Can a Raspberry Pi 5 Run a Local LLM for Coding Assistance?

An experiment in edge AI—and why context size is a deployment constraint

Raspberry Pi 5 LLM Speed Problem

I wanted to know: can a Raspberry Pi 5 run local LLMs for coding tasks? The hardware successfully ran smaller models via Ollama, but practical limitations emerged quickly.

The Experiment

Setting up Ollama on the Pi 5 was straightforward. Smaller models loaded fine. But then I tried to use it with Claude Code's workflow...

The Showstopper

The problem isn't running the model—it's context processing speed.

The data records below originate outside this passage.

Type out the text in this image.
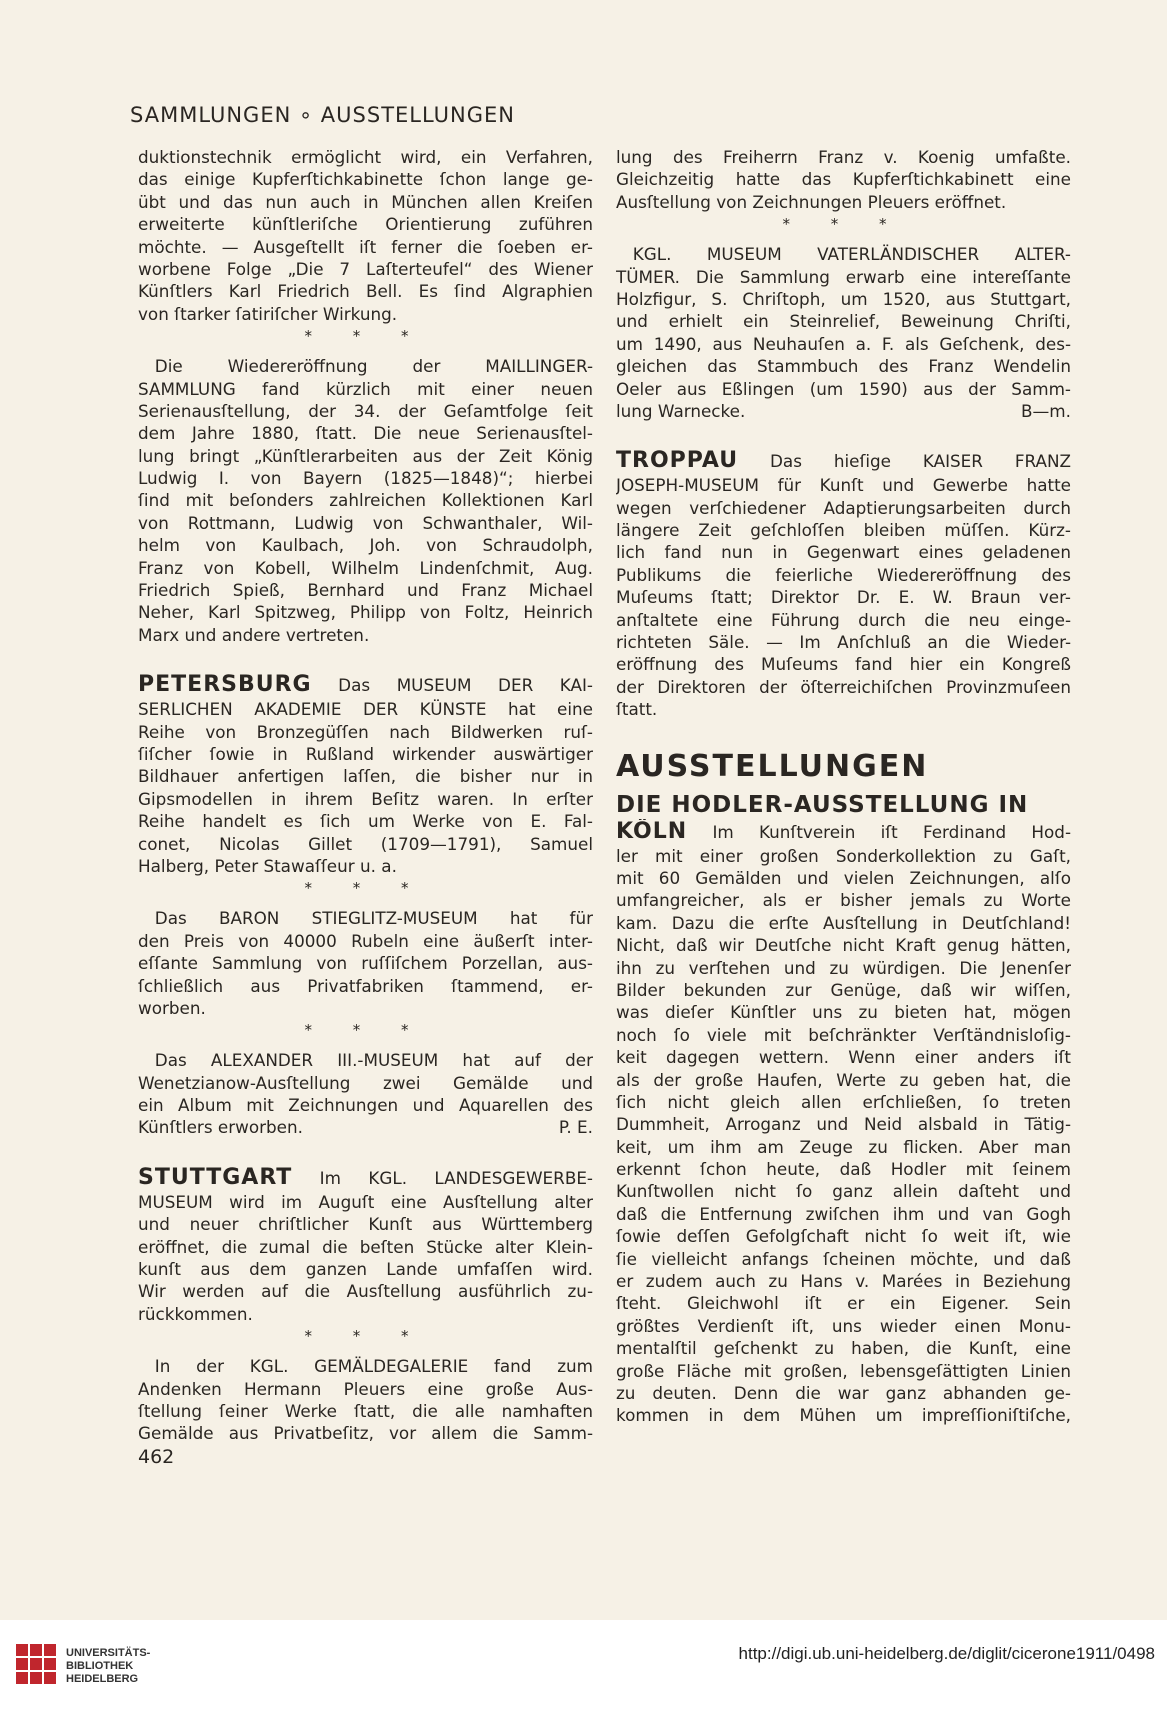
SAMMLUNGEN ∘ AUSSTELLUNGEN
duktionstechnik ermöglicht wird, ein Verfahren,
das einige Kupferſtichkabinette ſchon lange ge-
übt und das nun auch in München allen Kreiſen
erweiterte künſtleriſche Orientierung zuführen
möchte. — Ausgeſtellt iſt ferner die ſoeben er-
worbene Folge „Die 7 Laſterteufel“ des Wiener
Künſtlers Karl Friedrich Bell. Es ſind Algraphien
von ſtarker ſatiriſcher Wirkung.
* * *
 Die Wiedereröffnung der MAILLINGER-
SAMMLUNG fand kürzlich mit einer neuen
Serienausſtellung, der 34. der Geſamtfolge ſeit
dem Jahre 1880, ſtatt. Die neue Serienausſtel-
lung bringt „Künſtlerarbeiten aus der Zeit König
Ludwig I. von Bayern (1825—1848)“; hierbei
ſind mit beſonders zahlreichen Kollektionen Karl
von Rottmann, Ludwig von Schwanthaler, Wil-
helm von Kaulbach, Joh. von Schraudolph,
Franz von Kobell, Wilhelm Lindenſchmit, Aug.
Friedrich Spieß, Bernhard und Franz Michael
Neher, Karl Spitzweg, Philipp von Foltz, Heinrich
Marx und andere vertreten.
PETERSBURG Das MUSEUM DER KAI-
SERLICHEN AKADEMIE DER KÜNSTE hat eine
Reihe von Bronzegüſſen nach Bildwerken ruſ-
ſiſcher ſowie in Rußland wirkender auswärtiger
Bildhauer anfertigen laſſen, die bisher nur in
Gipsmodellen in ihrem Beſitz waren. In erſter
Reihe handelt es ſich um Werke von E. Fal-
conet, Nicolas Gillet (1709—1791), Samuel
Halberg, Peter Stawaſſeur u. a.
* * *
 Das BARON STIEGLITZ-MUSEUM hat für
den Preis von 40000 Rubeln eine äußerſt inter-
eſſante Sammlung von ruſſiſchem Porzellan, aus-
ſchließlich aus Privatfabriken ſtammend, er-
worben.
* * *
 Das ALEXANDER III.-MUSEUM hat auf der
Wenetzianow-Ausſtellung zwei Gemälde und
ein Album mit Zeichnungen und Aquarellen des
Künſtlers erworben.	P. E.
STUTTGART Im KGL. LANDESGEWERBE-
MUSEUM wird im Auguſt eine Ausſtellung alter
und neuer chriſtlicher Kunſt aus Württemberg
eröffnet, die zumal die beſten Stücke alter Klein-
kunſt aus dem ganzen Lande umfaſſen wird.
Wir werden auf die Ausſtellung ausführlich zu-
rückkommen.
* * *
 In der KGL. GEMÄLDEGALERIE fand zum
Andenken Hermann Pleuers eine große Aus-
ſtellung ſeiner Werke ſtatt, die alle namhaften
Gemälde aus Privatbeſitz, vor allem die Samm-
lung des Freiherrn Franz v. Koenig umfaßte.
Gleichzeitig hatte das Kupferſtichkabinett eine
Ausſtellung von Zeichnungen Pleuers eröffnet.
* * *
 KGL. MUSEUM VATERLÄNDISCHER ALTER-
TÜMER. Die Sammlung erwarb eine intereſſante
Holzfigur, S. Chriſtoph, um 1520, aus Stuttgart,
und erhielt ein Steinrelief, Beweinung Chriſti,
um 1490, aus Neuhauſen a. F. als Geſchenk, des-
gleichen das Stammbuch des Franz Wendelin
Oeler aus Eßlingen (um 1590) aus der Samm-
lung Warnecke.	B—m.
TROPPAU Das hieſige KAISER FRANZ
JOSEPH-MUSEUM für Kunſt und Gewerbe hatte
wegen verſchiedener Adaptierungsarbeiten durch
längere Zeit geſchloſſen bleiben müſſen. Kürz-
lich fand nun in Gegenwart eines geladenen
Publikums die feierliche Wiedereröffnung des
Muſeums ſtatt; Direktor Dr. E. W. Braun ver-
anſtaltete eine Führung durch die neu einge-
richteten Säle. — Im Anſchluß an die Wieder-
eröffnung des Muſeums fand hier ein Kongreß
der Direktoren der öſterreichiſchen Provinzmuſeen
ſtatt.
AUSSTELLUNGEN
DIE HODLER-AUSSTELLUNG IN
KÖLN Im Kunſtverein iſt Ferdinand Hod-
ler mit einer großen Sonderkollektion zu Gaſt,
mit 60 Gemälden und vielen Zeichnungen, alſo
umfangreicher, als er bisher jemals zu Worte
kam. Dazu die erſte Ausſtellung in Deutſchland!
Nicht, daß wir Deutſche nicht Kraft genug hätten,
ihn zu verſtehen und zu würdigen. Die Jenenſer
Bilder bekunden zur Genüge, daß wir wiſſen,
was dieſer Künſtler uns zu bieten hat, mögen
noch ſo viele mit beſchränkter Verſtändnisloſig-
keit dagegen wettern. Wenn einer anders iſt
als der große Haufen, Werte zu geben hat, die
ſich nicht gleich allen erſchließen, ſo treten
Dummheit, Arroganz und Neid alsbald in Tätig-
keit, um ihm am Zeuge zu flicken. Aber man
erkennt ſchon heute, daß Hodler mit ſeinem
Kunſtwollen nicht ſo ganz allein daſteht und
daß die Entfernung zwiſchen ihm und van Gogh
ſowie deſſen Gefolgſchaft nicht ſo weit iſt, wie
ſie vielleicht anfangs ſcheinen möchte, und daß
er zudem auch zu Hans v. Marées in Beziehung
ſteht. Gleichwohl iſt er ein Eigener. Sein
größtes Verdienſt iſt, uns wieder einen Monu-
mentalſtil geſchenkt zu haben, die Kunſt, eine
große Fläche mit großen, lebensgeſättigten Linien
zu deuten. Denn die war ganz abhanden ge-
kommen in dem Mühen um impreſſioniſtiſche,
462
UNIVERSITÄTS-
BIBLIOTHEK
HEIDELBERG
http://digi.ub.uni-heidelberg.de/diglit/cicerone1911/0498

Claude Code requires an ~11,000 token system prompt before generating any response. At the Pi's processing rate:

11,000 tokens at 5 tok/s = several minutes just to process the input

This exceeds typical timeout thresholds before any actual response generation occurs.

The Workaround

Using n8n with custom, shorter prompts (50 tokens) achieved 15-30 second response times. This works for focused automation tasks like:

  • Translations
  • Smart home commands
  • Simple text processing

Critical Insights

  • Small models lack reasoning depth compared to larger counterparts
  • "Context size" is a deployment constraint, not merely a model property
  • Device capability differs from practical usability for specific tasks
  • Processing every context token before generation becomes the dominant factor on constrained hardware

The Right Question

Rather than asking "does it run?", evaluators should ask:

"What context size is practical, and what does that mean for my use case?"

For simple, focused tasks with minimal context: yes, it works.

For agentic coding workflows: not yet practical.